Маликова Елена Ивановна:

"Я работала на Лубянке какое-то время, а в 43-м по комсомольской визе меня направили в Прибалтику. Там как раз началось освобождение Прибалтики. Цензура была военная, письма читали. Немного в цензуре поработала. Длинный стол, сидели на почте, большая комната. Мы — женщины все молодые — читали письма, груды писем: треугольники, конверты. Надо было смотреть, чтобы не было никаких тайн. Если мы что-нибудь находили, значит, надо было вычёркивать. Ну, например, пишет он: я нахожусь там-то. Это надо было срочно вычеркнуть. Были очень интересные письма от известных даже людей. Это же с фронта письма шли. Писали, что все у них хорошо, патриотические были письма. Общий настрой, что война долго не продлится, а скоро кончится, встретимся, победа будет за нами".

Москалёв Василий Федорович, 1916 г. р., лётчик, командир эскадрильи:

"13 мая 1942 года командир вызвал, нас построили и сказали:

— Наша задача сейчас обязательно прорваться дальше в крымскую землю и точно определить, где ж его основные силы. Они жмут нас, со стороны Севастополя идут войска, и большая возможность нас зажать.

Командир говорит:

— Ты полетишь. Возьми человека с собой, который тебе помогал бы в бою.

У меня был один парень, его звали Андрей. Я сказал:

— Андрюша, сумеем мы с тобой выдержать этот экзамен? Нужно на высоте 1,5 — 2 тысячи метров пройти большую часть крымской земли, и там, может быть, примем воздушный бой и решим, что будем командованию докладывать, когда прилетим.

Мы были рады, что нам доверяют. И когда уже аэродром остался в стороне, мы пошли туда, где больше всего можно было ожидать противника. Мы переговаривались между собой, я обратил внимание, что мой один лётчик, отставший от нас, крыльями покачал, будто бы просил внимание мое. А когда я посмотрел в сторону, увидел рядом Мессершмитт. Немецкий самый страшный самолёт. И он уже приготовился сбить меня. Ему деваться некуда, он между мной и другим самолётом вышел вперёд. Я увидел лицо лётчика, настолько близко, он улыбался…

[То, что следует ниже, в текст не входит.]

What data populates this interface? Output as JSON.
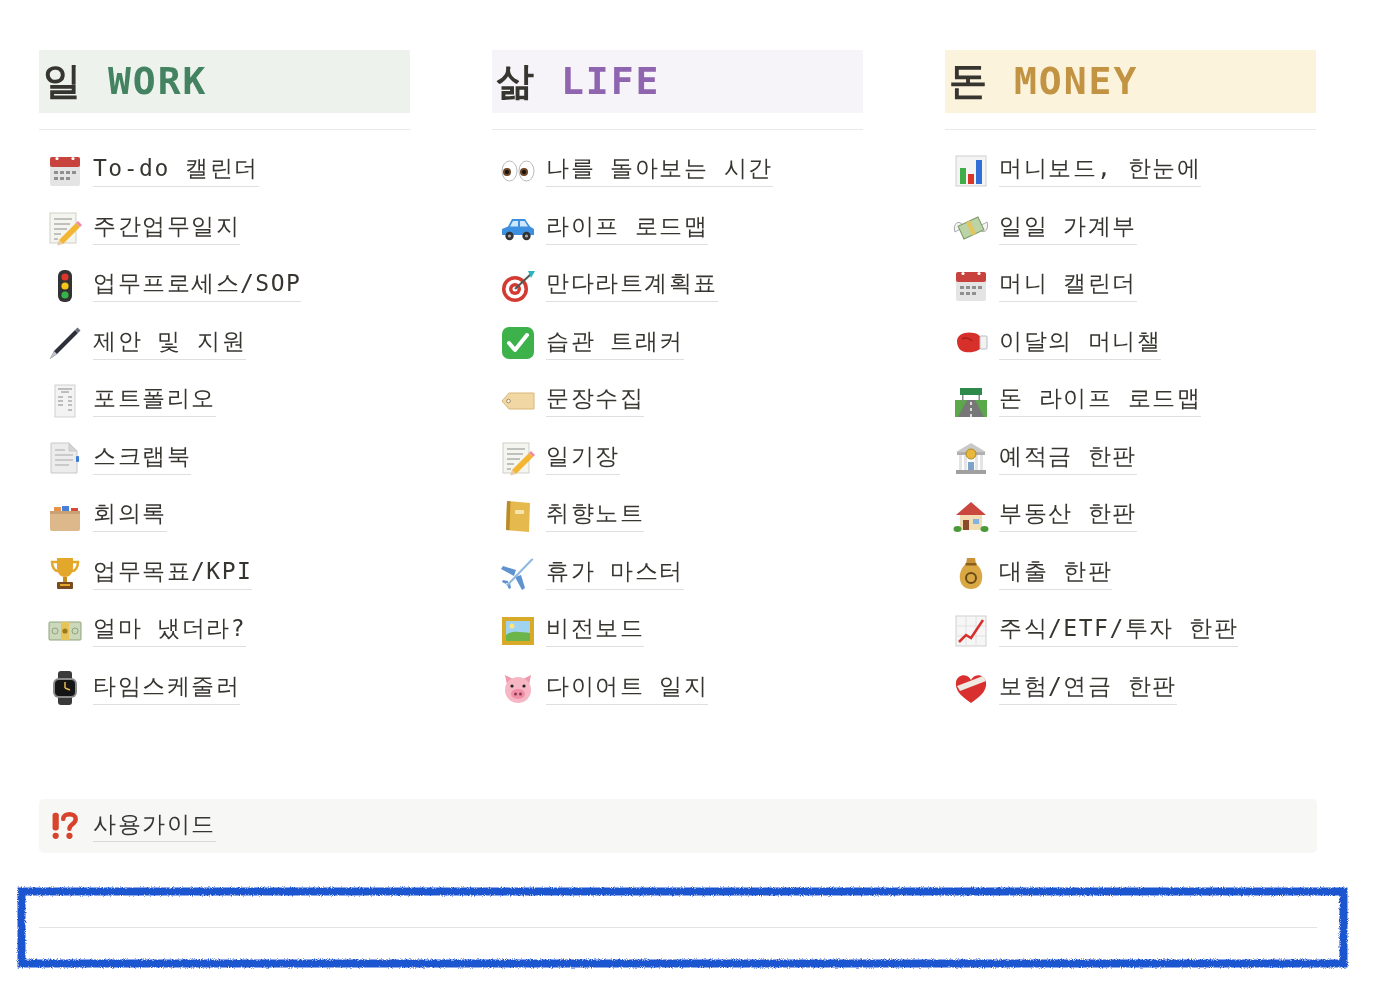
{
  "columns": [
    {
      "heading": {
        "hangul": "일",
        "english": "WORK",
        "color": "#448361"
      },
      "color": "#edf3ec",
      "items": [
        {
          "label": "To-do 캘린더"
        },
        {
          "label": "주간업무일지"
        },
        {
          "label": "업무프로세스/SOP"
        },
        {
          "label": "제안 및 지원"
        },
        {
          "label": "포트폴리오"
        },
        {
          "label": "스크랩북"
        },
        {
          "label": "회의록"
        },
        {
          "label": "업무목표/KPI"
        },
        {
          "label": "얼마 냈더라?"
        },
        {
          "label": "타임스케줄러"
        }
      ]
    },
    {
      "heading": {
        "hangul": "삶",
        "english": "LIFE",
        "color": "#9065b0"
      },
      "color": "#f6f3f9",
      "items": [
        {
          "label": "나를 돌아보는 시간"
        },
        {
          "label": "라이프 로드맵"
        },
        {
          "label": "만다라트계획표"
        },
        {
          "label": "습관 트래커"
        },
        {
          "label": "문장수집"
        },
        {
          "label": "일기장"
        },
        {
          "label": "취향노트"
        },
        {
          "label": "휴가 마스터"
        },
        {
          "label": "비전보드"
        },
        {
          "label": "다이어트 일지"
        }
      ]
    },
    {
      "heading": {
        "hangul": "돈",
        "english": "MONEY",
        "color": "#c29343"
      },
      "color": "#fbf3db",
      "items": [
        {
          "label": "머니보드, 한눈에"
        },
        {
          "label": "일일 가계부"
        },
        {
          "label": "머니 캘린더"
        },
        {
          "label": "이달의 머니챌"
        },
        {
          "label": "돈 라이프 로드맵"
        },
        {
          "label": "예적금 한판"
        },
        {
          "label": "부동산 한판"
        },
        {
          "label": "대출 한판"
        },
        {
          "label": "주식/ETF/투자 한판"
        },
        {
          "label": "보험/연금 한판"
        }
      ]
    }
  ],
  "callout": {
    "label": "사용가이드"
  },
  "divider_block": {
    "highlighted": true
  }
}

Я крылом хотел его ударить, если мы погибнем, но мы спасём других. А он моментально раз и ручку на себя! И получается — я внизу, а он вверху. Я тогда немножко отстаю, только я приготовился… А он опять берет в прицел другую машину. Я подумал, ну что делать? А он смотрит на меня и улыбается. А меня зло взяло и смешно. Я вот так ему кулаком погрозил, а он рядом и ещё больше смеётся. Он же знает, что он сейчас начнёт того убивать и до меня очередь дойдет. Как выйти из положения? Как помочь? Если я проскочу, окажусь у него под прицелом. И он в это время открывает огонь, и самолёт, который вышел вперёд, взрывается в воздухе. Андрей погиб.

Взрывная волна настолько самолёт мой бросила, я оказался выше него в стороне. Переворачиваюсь, выхожу, а он сзади за мной. Я оказался опять у него под прицелом. Я шел низко от земли и на высоте примерно 50 метров стал выводить машину, он дал очередь по мне. Я слышал, как самолёт задрожал, и потом у приборов всех стали стрелки падать в разные стороны, водосистема была поражена. Вода для охлаждения мотора стала уходить, скорость снизилась, и я подумал, что если в течение пяти минут не сяду, самолет загорится у меня. Маслосистема вышла из строя и водосистема. Т. е. то, чем питается мотор, — отрезано. Вся эта история на меня сыпется, вода льется, очки я сбросил. И не обращая внимания, что за мной гонятся, произвожу посадку. Оказался наш аэродром запасной, около Керчи. И я благополучно сел. Ну и потом я уже вернулся пешком, пробираясь по этим дорогам. С этого боя я один вернулся".